2.1. VGG Convolutional Neural Network (CNN)

Current mainstream CNN models include AlexNet, GoogLeNet and the VGG network. Among them, the VGG network proposed by the Visual Geometry Group of Oxford University in 2014 is a neural network applied in image classification and recognition, with excellent feature extraction capabilities. The network contains 13 convolutional layers and 3 fully connected layers. VGG stacks multiple   3 × 3 convolution kernels to replace the large convolution kernels in traditional neural networks. Multiple convolution kernels effectively expand the number of channels. The pooling layer is used to reduce the width and height, making the constructed neural network more efficient, deeper, wider and less computationally intensive for large-scale neural networks [33]. The VGG network uses the ReLU function as the activation function. Unlike the Tanh and Sigmoid functions, the ReLU function is an unsaturated function, which means that it does not reduce the error of backpropagation, and the network converges faster, which can considerably reduce the training time. Based on these advantages, the fault diagnosis model uses the VGG network structure, which is shown in Figure 1.
There was an excessive number of weight parameters of VGG-16, with three full-connection layer parameters accounting for a large proportion. The original parameter setting of VGG-16 was to complete 1000 classifications, with fewer signal classifications. Therefore, the first two fully connected layers only use half of the original number of nodes, namely 2048 nodes, and the third fully connected layer has 10 nodes corresponding to the classification category so as to improve the recognition accuracy and efficiency of the model.

2.2. Data Segmentation

The vibration signal of the bearing is a continuous 1D time series, so different data segmentation methods should be selected according to the signal type. The vibration signals should be sequentially and equally intercepted into different small segments, and the signal interval of each segment should be long enough to capture the local features of the signal. However, the number of sampling points in the original dataset is fixed; the more sampling points each sample contains, the fewer the samples. A smaller number of samples is not conducive to training of neural networks. Before the experiment, the influence of samples with different data length pairs on the results should be tested, and the optimal data segmentation length should be selected according to the model recognition accuracy [34,35]. The main dataset is the bearing vibration data from the CWRU dataset, using the single-channel drive-end (DE) accelerometer data.
For determination of data length, the data are not processed, and 2D images are drawn directly by the matplotlib function.

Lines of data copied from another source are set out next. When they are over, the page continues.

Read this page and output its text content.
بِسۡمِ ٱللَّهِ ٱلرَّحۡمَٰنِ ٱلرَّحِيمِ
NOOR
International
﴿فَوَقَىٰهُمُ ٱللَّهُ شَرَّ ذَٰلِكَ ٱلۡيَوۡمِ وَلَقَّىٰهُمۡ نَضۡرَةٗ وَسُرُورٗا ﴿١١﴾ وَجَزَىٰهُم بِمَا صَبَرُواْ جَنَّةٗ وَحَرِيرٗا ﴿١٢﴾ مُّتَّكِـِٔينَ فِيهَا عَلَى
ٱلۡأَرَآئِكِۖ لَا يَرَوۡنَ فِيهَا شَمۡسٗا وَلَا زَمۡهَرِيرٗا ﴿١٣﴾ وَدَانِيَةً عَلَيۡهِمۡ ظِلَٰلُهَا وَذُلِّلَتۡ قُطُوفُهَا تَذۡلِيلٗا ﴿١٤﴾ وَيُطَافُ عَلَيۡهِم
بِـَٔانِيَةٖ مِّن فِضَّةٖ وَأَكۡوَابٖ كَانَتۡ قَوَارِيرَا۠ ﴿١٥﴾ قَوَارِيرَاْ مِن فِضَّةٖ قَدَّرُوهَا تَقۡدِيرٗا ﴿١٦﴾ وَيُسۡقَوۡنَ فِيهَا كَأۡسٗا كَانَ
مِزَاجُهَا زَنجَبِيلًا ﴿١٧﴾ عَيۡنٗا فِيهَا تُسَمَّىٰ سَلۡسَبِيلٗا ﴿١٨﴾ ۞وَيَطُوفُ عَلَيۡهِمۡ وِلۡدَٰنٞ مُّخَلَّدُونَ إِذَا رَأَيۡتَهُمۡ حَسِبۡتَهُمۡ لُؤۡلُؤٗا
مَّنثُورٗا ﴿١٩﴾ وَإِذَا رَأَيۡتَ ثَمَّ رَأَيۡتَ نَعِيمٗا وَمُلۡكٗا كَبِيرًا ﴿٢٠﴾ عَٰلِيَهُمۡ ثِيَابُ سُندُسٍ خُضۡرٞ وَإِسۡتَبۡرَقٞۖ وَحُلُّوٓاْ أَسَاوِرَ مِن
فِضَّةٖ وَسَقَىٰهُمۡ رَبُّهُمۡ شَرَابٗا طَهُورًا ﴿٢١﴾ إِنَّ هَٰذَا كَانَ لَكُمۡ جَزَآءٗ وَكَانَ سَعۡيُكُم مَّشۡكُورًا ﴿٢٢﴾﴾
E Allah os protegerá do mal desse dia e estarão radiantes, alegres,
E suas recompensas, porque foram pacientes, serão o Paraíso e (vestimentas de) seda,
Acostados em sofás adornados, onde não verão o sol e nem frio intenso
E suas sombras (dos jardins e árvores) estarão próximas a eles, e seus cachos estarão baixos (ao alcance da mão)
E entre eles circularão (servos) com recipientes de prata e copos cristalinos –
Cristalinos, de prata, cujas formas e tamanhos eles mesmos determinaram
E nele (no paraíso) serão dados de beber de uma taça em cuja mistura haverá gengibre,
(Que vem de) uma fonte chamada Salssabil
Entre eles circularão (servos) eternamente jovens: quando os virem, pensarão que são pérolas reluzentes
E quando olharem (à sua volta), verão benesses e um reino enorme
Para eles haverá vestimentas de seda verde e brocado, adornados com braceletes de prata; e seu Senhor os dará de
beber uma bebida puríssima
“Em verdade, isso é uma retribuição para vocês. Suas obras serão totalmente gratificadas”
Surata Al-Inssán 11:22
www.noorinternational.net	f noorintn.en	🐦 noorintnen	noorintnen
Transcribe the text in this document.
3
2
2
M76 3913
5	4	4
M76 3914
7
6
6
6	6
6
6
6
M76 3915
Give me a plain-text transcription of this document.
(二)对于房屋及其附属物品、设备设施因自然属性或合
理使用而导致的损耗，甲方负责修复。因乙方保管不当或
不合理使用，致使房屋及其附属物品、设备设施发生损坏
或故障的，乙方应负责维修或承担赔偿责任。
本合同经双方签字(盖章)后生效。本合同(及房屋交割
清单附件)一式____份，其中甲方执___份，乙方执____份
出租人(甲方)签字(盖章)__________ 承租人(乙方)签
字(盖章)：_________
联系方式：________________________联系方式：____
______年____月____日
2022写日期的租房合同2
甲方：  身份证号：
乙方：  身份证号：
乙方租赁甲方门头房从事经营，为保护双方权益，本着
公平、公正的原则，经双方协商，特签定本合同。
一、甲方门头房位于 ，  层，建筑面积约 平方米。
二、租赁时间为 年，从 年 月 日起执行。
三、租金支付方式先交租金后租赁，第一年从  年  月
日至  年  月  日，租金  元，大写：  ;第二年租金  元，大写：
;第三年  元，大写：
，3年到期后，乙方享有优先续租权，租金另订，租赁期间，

The obtained datasets are shown in Table 1, and 9 signals of different lengths are shown in Figure 2. A total of 9 groups of datasets of different lengths are tested, i.e., 100, 300, 500, 700, 900, 1100, 1300, 1500 and 1700. The number of datasets constructed by 9 different sample lengths is the same, and the specific number is given in Table 1. The number of concrete can be divided into 10 categories: normal; inner race, 0.007 mils; ball, 0.007 mils; outer race, 0.007 mils; inner race, 0.014 mils; ball, 0.014 mils; outer race, 0.014 mils; inner race, 0.021 mils; ball, 0.021 mils; outer race, 0.021 mils.
Nine single-channel datasets of different lengths were trained using convolutional neural network training. The data length of a single sample in all subsequent experiments presented in this paper was ultimately determined according to the training results of single-channel DE datasets and the accuracy of bearing fault diagnosis of the obtained model. Figure 3 shows the training results; the precision of training increases with an increased number of data points. However, when a single sample contains more than 900 data points, the precision of the model declines, and loss function values begin to change. Therefore, 900 data points were chosen as a sample.
After the length of each sample is determined, the data are divided according to the time series, as shown in Formula (1). The signal intervals do not overlap; x is the current time point, and n is the selected signal interval length.
T ( x n ) T ( x ) T ( x + n )         x ( n , 2 n , , x n )
A data segment after segmentation is shown in Figure 4. When 900 data points are divided into one sample, each sample is guaranteed to contain a cycle and comprehensive fault features.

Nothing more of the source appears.